Mortality risk associated with infective endocarditis decreases in New York, California
From 1998 through 2013, the standardized incidence of infective endocarditis in New York and California remained stable between 7.6 and 7.8 cases per 100,000 persons each year, according to a retrospective database analysis. During that same period, the adjusted mortality risk related to infective endocarditis decreased 2 percent per year.
Lead researcher Nana Toyoda, MD, of the Icahn School of Medicine at Mount Sinai Medical Center in New York, and colleagues published their results online April 25 in JAMA.
The researchers noted that U.S. guidelines used to recommend antibiotic prophylaxis for patients with structural valve disease undergoing invasive procedures. However, in 2007, new recommendations from the American Heart Association suggested using prophylaxis only for patients undergoing specific dental procedures and with a history of valve replacement or repair, prior infective endocarditis, uncorrected congenital cyanotic heart lesions or cardiac transplantation with valvulopathy.
For this study, the researchers identified 75,829 adults from the Statewide Planning and Research Cooperative System database in New York and the Office of Statewide Health Planning and Development database in California. All of the patients had a first episode of endocarditis between 1998 and 2013.
The researchers categorized infective endocarditis as native-valve endocarditis, prosthetic-valve endocarditis, cardiac device–related endocarditis or drug abuse–related endocarditis.
The mean age was 62.3 years old, and 59.1 percent of patients were males. Of the patients, 56.9 percent were from California and 43.1 percent were from New York.
During the study, the crude incidence of endocarditis increased from 7.6 to 9.3 cases per 100,000 persons annually. However, after adjusting for age, sex and race, the incidence did not significantly change over time.
From 1998 through 2013, the proportion of patients with a history of valve surgery increased from 12.8 percent to 15.2 percent, while the proportion of patients with implanted pacemakers or defibrillators increased from 8.8 percent to 15.6 percent. Both of those increases were statistically significant.

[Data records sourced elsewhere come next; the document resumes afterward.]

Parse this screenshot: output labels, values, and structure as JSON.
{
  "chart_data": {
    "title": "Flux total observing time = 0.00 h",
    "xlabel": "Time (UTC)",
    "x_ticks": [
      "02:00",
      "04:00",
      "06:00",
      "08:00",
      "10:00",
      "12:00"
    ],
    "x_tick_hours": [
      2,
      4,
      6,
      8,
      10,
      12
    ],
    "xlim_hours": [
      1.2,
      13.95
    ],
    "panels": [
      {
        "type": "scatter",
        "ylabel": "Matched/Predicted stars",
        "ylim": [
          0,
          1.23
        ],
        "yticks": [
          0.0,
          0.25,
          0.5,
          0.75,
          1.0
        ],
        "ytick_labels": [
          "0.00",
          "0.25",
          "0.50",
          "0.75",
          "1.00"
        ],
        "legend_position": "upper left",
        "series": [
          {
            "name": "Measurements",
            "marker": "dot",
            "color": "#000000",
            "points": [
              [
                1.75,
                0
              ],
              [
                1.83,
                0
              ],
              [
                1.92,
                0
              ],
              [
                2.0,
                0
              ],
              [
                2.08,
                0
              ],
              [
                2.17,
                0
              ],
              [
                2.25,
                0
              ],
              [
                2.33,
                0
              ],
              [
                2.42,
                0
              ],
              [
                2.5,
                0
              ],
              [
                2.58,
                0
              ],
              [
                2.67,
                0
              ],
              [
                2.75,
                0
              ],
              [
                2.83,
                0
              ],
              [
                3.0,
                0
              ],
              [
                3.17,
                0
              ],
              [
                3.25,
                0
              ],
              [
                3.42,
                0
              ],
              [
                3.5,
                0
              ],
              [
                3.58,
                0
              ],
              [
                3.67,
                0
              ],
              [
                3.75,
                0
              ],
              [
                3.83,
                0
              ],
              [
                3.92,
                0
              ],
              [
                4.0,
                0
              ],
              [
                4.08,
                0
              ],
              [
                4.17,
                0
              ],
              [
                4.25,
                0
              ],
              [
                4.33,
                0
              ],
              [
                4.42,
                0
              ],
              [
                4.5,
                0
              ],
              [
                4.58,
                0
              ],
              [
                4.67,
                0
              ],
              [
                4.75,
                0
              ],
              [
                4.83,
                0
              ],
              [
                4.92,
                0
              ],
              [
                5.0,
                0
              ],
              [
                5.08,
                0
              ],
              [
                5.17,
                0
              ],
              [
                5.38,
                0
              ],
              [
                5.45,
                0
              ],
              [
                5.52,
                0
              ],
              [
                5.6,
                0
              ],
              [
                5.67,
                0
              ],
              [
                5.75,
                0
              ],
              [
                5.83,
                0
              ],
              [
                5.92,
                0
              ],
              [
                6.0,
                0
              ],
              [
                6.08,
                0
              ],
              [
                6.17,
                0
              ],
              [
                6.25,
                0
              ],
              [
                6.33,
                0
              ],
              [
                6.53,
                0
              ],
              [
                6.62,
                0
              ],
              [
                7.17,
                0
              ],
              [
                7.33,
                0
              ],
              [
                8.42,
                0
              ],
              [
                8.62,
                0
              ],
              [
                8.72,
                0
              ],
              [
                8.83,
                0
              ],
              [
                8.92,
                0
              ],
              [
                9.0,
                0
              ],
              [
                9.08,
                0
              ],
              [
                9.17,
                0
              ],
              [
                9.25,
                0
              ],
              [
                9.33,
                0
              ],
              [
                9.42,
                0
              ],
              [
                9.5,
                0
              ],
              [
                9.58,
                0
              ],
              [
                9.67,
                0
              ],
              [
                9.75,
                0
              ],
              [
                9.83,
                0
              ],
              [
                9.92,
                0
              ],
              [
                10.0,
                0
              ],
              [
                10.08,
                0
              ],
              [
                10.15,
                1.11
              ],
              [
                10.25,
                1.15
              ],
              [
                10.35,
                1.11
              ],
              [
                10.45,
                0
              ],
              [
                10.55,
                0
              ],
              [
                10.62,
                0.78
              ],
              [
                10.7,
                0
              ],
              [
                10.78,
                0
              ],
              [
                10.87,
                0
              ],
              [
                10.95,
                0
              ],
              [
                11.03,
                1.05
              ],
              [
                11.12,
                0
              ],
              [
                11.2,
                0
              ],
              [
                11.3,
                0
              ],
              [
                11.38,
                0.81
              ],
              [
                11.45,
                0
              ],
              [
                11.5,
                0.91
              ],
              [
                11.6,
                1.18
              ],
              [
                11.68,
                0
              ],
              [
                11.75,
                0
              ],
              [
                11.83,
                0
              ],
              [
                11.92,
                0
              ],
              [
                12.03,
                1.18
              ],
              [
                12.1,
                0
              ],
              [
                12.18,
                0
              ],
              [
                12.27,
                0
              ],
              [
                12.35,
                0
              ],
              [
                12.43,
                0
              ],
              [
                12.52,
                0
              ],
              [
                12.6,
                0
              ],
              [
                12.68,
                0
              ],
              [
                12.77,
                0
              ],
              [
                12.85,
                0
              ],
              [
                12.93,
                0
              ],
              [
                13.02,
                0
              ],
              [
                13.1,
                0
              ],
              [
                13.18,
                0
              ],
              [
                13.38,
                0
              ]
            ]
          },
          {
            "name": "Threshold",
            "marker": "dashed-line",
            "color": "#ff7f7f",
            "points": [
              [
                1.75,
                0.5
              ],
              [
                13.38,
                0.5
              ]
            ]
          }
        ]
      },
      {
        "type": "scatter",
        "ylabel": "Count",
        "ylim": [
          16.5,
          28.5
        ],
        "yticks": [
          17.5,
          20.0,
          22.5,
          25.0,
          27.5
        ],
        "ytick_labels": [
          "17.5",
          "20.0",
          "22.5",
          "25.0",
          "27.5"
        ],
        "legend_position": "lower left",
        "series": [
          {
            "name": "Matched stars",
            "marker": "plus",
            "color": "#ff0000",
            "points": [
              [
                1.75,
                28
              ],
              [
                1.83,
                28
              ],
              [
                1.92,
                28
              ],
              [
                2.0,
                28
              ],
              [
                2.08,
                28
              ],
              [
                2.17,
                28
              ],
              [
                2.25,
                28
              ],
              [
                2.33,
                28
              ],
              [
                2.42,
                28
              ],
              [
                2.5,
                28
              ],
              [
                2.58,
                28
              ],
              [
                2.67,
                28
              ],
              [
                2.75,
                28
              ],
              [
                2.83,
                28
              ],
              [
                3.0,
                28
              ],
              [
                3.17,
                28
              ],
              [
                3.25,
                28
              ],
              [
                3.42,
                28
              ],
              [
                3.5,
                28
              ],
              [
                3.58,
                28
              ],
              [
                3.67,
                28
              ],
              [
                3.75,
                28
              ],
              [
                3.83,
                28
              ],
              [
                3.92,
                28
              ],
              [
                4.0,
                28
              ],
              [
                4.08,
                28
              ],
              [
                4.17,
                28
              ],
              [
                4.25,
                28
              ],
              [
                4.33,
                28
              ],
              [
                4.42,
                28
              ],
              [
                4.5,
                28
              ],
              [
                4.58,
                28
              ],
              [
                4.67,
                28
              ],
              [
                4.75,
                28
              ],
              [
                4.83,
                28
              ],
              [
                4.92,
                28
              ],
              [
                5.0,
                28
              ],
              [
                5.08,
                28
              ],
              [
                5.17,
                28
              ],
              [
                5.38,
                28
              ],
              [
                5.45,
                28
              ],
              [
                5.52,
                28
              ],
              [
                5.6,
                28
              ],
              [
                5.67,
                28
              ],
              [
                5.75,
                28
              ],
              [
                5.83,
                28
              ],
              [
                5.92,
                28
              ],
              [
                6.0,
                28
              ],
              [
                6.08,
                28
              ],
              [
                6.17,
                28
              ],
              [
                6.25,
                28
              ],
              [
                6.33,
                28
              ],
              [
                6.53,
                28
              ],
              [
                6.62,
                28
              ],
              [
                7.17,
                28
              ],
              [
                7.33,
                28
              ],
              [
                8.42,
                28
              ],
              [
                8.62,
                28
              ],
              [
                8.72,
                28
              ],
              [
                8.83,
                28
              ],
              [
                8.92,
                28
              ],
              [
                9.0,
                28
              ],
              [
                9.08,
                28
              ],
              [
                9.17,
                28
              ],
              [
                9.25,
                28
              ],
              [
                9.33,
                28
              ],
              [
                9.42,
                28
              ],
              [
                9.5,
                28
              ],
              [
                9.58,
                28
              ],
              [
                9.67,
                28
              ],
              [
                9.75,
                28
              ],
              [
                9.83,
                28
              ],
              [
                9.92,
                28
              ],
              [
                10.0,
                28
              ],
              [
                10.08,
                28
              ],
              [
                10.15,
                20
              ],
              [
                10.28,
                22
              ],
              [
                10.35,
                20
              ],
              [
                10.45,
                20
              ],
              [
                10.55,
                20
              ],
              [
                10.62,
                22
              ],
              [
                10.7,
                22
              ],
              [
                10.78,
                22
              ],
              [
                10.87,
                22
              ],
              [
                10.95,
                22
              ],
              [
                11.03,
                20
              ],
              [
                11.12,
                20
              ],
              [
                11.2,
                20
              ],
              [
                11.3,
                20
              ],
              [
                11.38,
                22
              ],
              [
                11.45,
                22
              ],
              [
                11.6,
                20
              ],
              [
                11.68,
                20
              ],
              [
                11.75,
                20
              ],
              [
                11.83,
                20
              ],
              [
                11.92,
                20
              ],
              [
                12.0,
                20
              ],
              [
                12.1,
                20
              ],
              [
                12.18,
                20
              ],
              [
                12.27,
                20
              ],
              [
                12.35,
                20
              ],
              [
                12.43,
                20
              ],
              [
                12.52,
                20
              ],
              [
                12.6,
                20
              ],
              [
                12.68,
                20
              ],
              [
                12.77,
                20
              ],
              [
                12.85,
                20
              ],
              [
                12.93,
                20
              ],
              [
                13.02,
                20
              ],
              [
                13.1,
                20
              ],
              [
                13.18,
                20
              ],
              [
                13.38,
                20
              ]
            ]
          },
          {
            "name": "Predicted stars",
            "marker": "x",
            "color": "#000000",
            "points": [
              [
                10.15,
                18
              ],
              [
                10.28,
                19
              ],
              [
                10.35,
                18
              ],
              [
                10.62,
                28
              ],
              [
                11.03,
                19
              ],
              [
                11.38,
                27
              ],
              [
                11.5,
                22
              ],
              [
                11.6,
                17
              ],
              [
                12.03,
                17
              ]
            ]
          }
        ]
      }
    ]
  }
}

Meanwhile, the proportion of patients with native-valve endocarditis significantly decreased from 74.5 percent to 68.4 percent, the proportion of patients with prosthetic-valve endocarditis significantly increased from 12 percent to 13.8 percent and the proportion of patients with cardiac device–related endocarditis significantly increased from 1.3 percent to 4.1 percent.
The crude 90-day mortality rates were 23.9 percent in 1998 and 24.2 percent in 2011, which was not significantly different. However, when the researchers adjusted for patient demographics and comorbidities, the mortality risk significantly decreased 2 percent per year.
The mortality rates were 37.1 percent at 1 year and 52.9 percent at 5 years. In addition, the proportion of patients who underwent cardiac surgery during or within 30 days of their index admission increased during the study from 10.6 percent to 13.3 percent.
The researchers mentioned a few limitations of the study, including that the data sets could be subject to inaccurate coding and could lead to unmeasured confounders. They also did not have information on whether patients underwent skilled nursing care or wound care. In addition, they did not know when the blood cultures were performed during hospitalization and could not account for patients who recently moved from different states or countries. Further, they noted that the most recent data were four years old, so the findings might not reflect current characteristics and outcomes associated with infective endocarditis.